Les villes où les prix commencent à remonter sont celles où les baisses ont été les plus fortes. A Bordeaux, où les prix ont chuté de 5,9% en un an en moyenne, ils ont augmenté de 1,2% en mai sur les trois derniers mois. Idem à Tours, où les prix se sont effondrés de 7,2% en un an, et remontent désormais de 3,1% par rapport à février. Néanmoins, cette conjoncture n’est pas suffisante pour convaincre les candidats à l’achat. Dans une ville comme Tourcoing, où les acquéreurs ont l’un des meilleurs pouvoir d’achat, un bien immobilier reste en vente 105 jours en moyenne, contre 77 il y a un an. «Les taux d’intérêt sont encore très élevés, et les prix n’ont pas encore assez baissé pour retrouver un pouvoir d’achat équivalent à avant janvier 2022», explique Imane Selmane.
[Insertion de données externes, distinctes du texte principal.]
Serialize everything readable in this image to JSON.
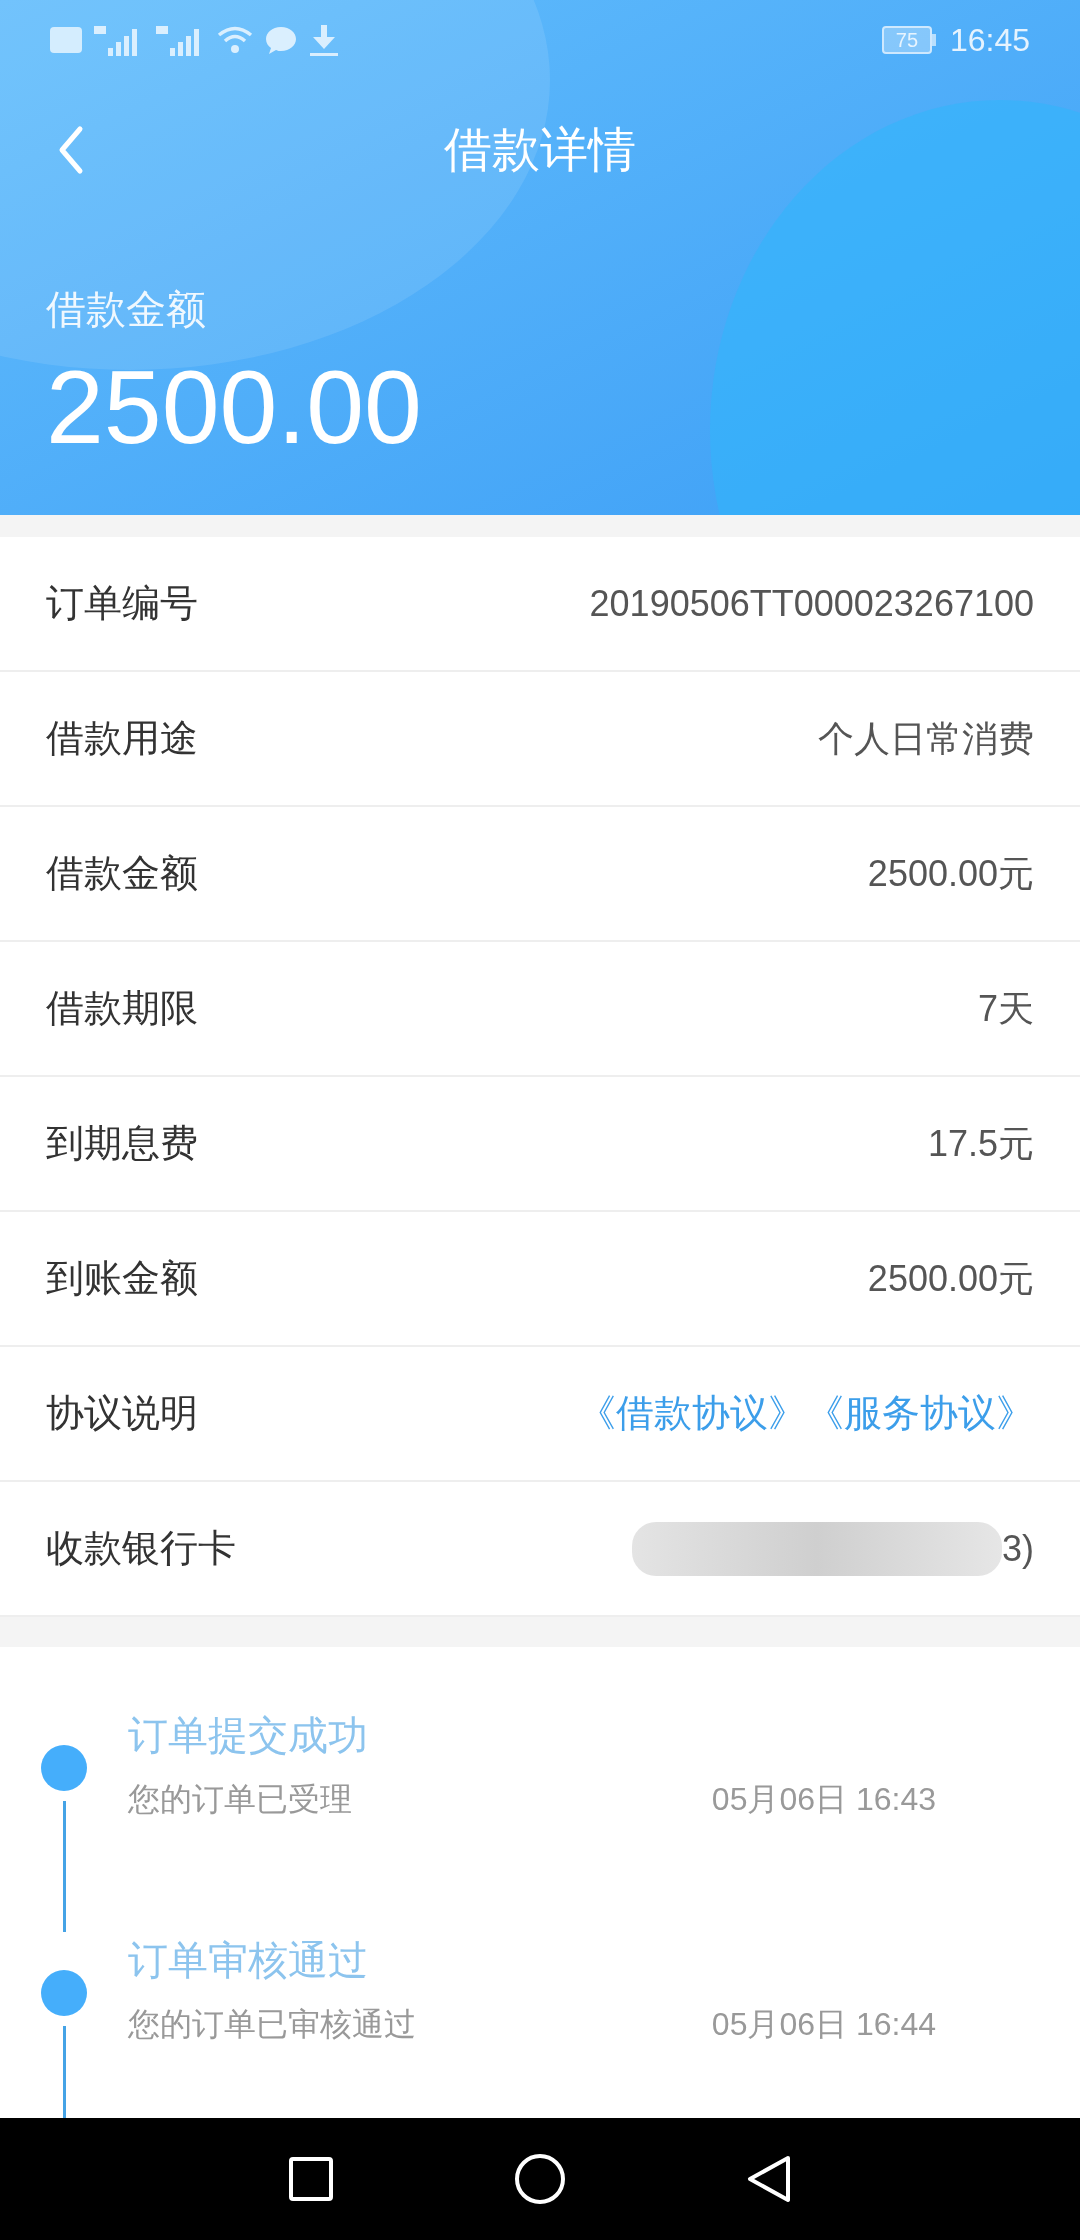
{
  "status_bar": {
    "battery": "75",
    "time": "16:45"
  },
  "header": {
    "title": "借款详情",
    "amount_label": "借款金额",
    "amount": "2500.00"
  },
  "details": [
    {
      "kind": "text",
      "label": "订单编号",
      "value": "20190506TT000023267100"
    },
    {
      "kind": "text",
      "label": "借款用途",
      "value": "个人日常消费"
    },
    {
      "kind": "text",
      "label": "借款金额",
      "value": "2500.00元"
    },
    {
      "kind": "text",
      "label": "借款期限",
      "value": "7天"
    },
    {
      "kind": "text",
      "label": "到期息费",
      "value": "17.5元"
    },
    {
      "kind": "text",
      "label": "到账金额",
      "value": "2500.00元"
    },
    {
      "kind": "links",
      "label": "协议说明",
      "links": [
        "《借款协议》",
        "《服务协议》"
      ]
    },
    {
      "kind": "redacted",
      "label": "收款银行卡",
      "value": "3)"
    }
  ],
  "timeline": [
    {
      "title": "订单提交成功",
      "detail": "您的订单已受理",
      "time": "05月06日 16:43"
    },
    {
      "title": "订单审核通过",
      "detail": "您的订单已审核通过",
      "time": "05月06日 16:44"
    }
  ]
}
Surtout que l’érosion des taux ne devrait pas s’arrêter en si bon chemin, puisque la Banque centrale européenne (BCE) devrait diminuer ses taux directeurs à l’issue de sa réunion prévue jeudi 6 juin – une première depuis 2016 –, tirant encore à la baisse les intérêts des crédits immobiliers. Raison de plus pour les acquéreurs d’être attentistes.

Seule exception : Paris, où la chute des prix s’est enclenchée bien avant la baisse des taux. En janvier 2022, le mètre carré moyen y atteignait les 10 203 euros. Aujourd’hui, il plafonne à 9 190 euros, et «ne devrait pas tarder à passer sous la barre des 9 000 euros le mètre carré», anticipe SeLoger. Néanmoins, la spirale baissière dans laquelle s’est engouffrée la capitale a ralenti en mai, pour la première fois depuis deux ans.

*Taux d'intérêt moyen sur une durée de 20 ans : 3,90% au 1er juin 2024 et 4,20% au 1er janvier 2024 (Empruntis)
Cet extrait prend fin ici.